POLYBIUS.

“Nothing happens without a cause.—Royalty, aristocracy, and democracy, must combine to make a perfect government.—Many know how to conquer; few are able to use their conquest aright.”

PLUTARCH.

“Absolute monarchy is a fair field, but has no outlet.—What one does not need, is dear at a penny.—Often, while we are delighted with the work, we regard the workman with contempt.—Dead men do not bite.”
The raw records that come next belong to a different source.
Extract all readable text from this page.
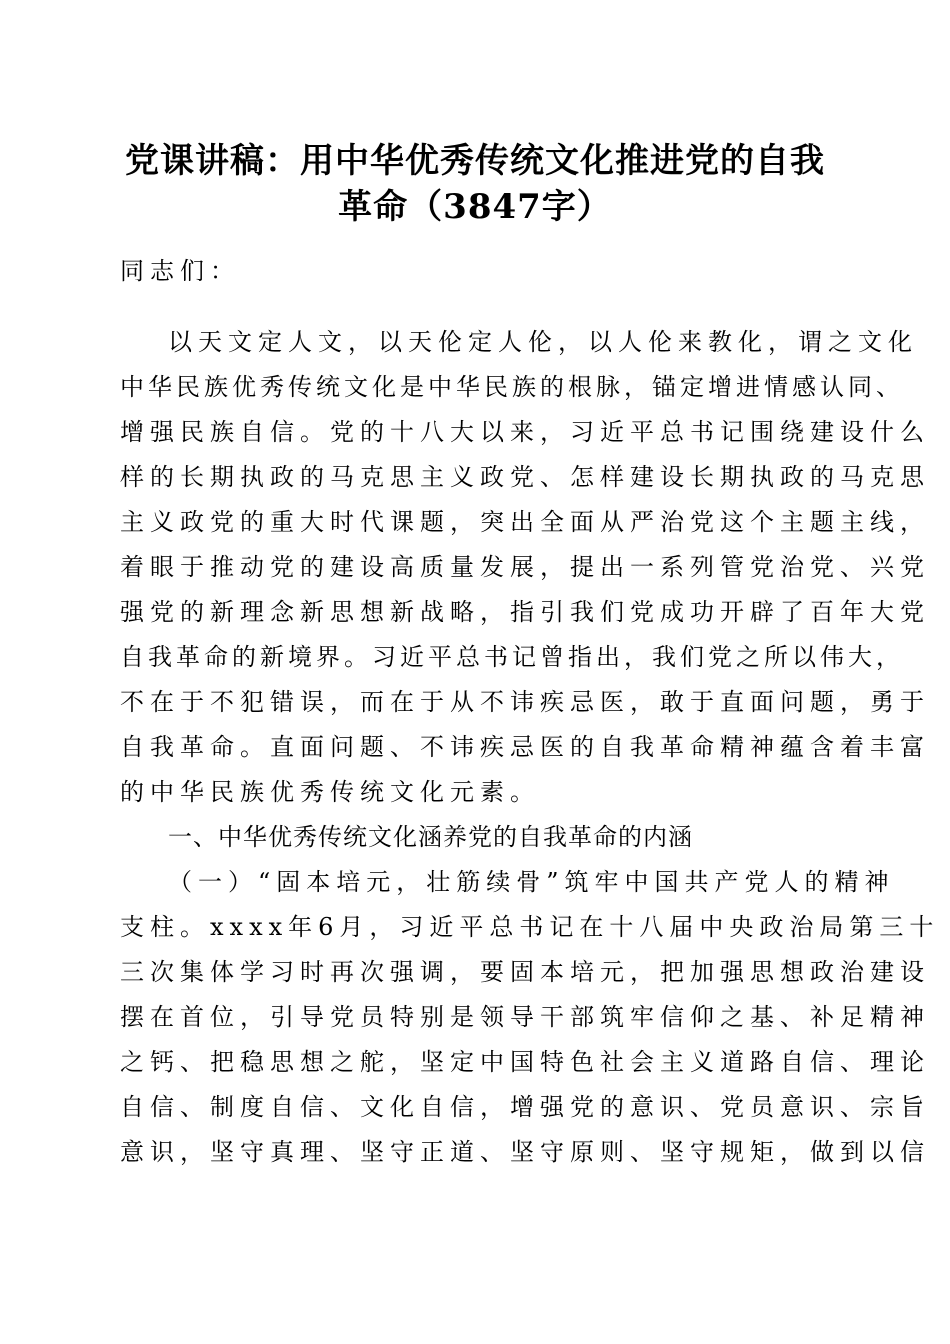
党课讲稿：用中华优秀传统文化推进党的自我
革命（3847字）
同志们：
以天文定人文，以天伦定人伦，以人伦来教化，谓之文化
中华民族优秀传统文化是中华民族的根脉，锚定增进情感认同、
增强民族自信。党的十八大以来，习近平总书记围绕建设什么
样的长期执政的马克思主义政党、怎样建设长期执政的马克思
主义政党的重大时代课题，突出全面从严治党这个主题主线，
着眼于推动党的建设高质量发展，提出一系列管党治党、兴党
强党的新理念新思想新战略，指引我们党成功开辟了百年大党
自我革命的新境界。习近平总书记曾指出，我们党之所以伟大，
不在于不犯错误，而在于从不讳疾忌医，敢于直面问题，勇于
自我革命。直面问题、不讳疾忌医的自我革命精神蕴含着丰富
的中华民族优秀传统文化元素。
一、中华优秀传统文化涵养党的自我革命的内涵
（一）“固本培元，壮筋续骨”筑牢中国共产党人的精神
支柱。xxxx年6月，习近平总书记在十八届中央政治局第三十
三次集体学习时再次强调，要固本培元，把加强思想政治建设
摆在首位，引导党员特别是领导干部筑牢信仰之基、补足精神
之钙、把稳思想之舵，坚定中国特色社会主义道路自信、理论
自信、制度自信、文化自信，增强党的意识、党员意识、宗旨
意识，坚守真理、坚守正道、坚守原则、坚守规矩，做到以信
MINOR WRITERS AND THEIR WORKS.

PART III.
ROMAN LITERATURE.

CHAPTER I.
LATIN AND ITS OLDEST MONUMENTS.

Italy Peopled.—While watching the rise, meridian splendors, and glowing sunset of Grecian letters, we have left unnoticed the dawn of literary taste in Italy, the sister of Hellas, peopled, as we have seen, by kindred Phrygian tribes who spoke dialects of the Phrygo-Hellenic tongue (p. 133). Whether they were the first of human kind to wake the echoes of the Italian solitudes, must ever remain a matter of doubt. Some believe that the Alps had proved an insuperable barrier to previous emigrants from the East; others, that the adventurous Pelasgians, on descending their slopes, found a Turanian population already in possession of the peninsula. If the latter theory be correct, the Turanian aborigines were speedily overpowered by the new-comers and became incorporated with their conquerors.

When Rome was founded, 753 B.C., the predominant Italian races were distinguished as Latin and Umbrian (embracing the Oscans); their languages were closely related, and have been called Italic. The Etruscans, who lived west of the Tiber, though probably of Aryan origin, differed in many respects from the Umbrians and Latins.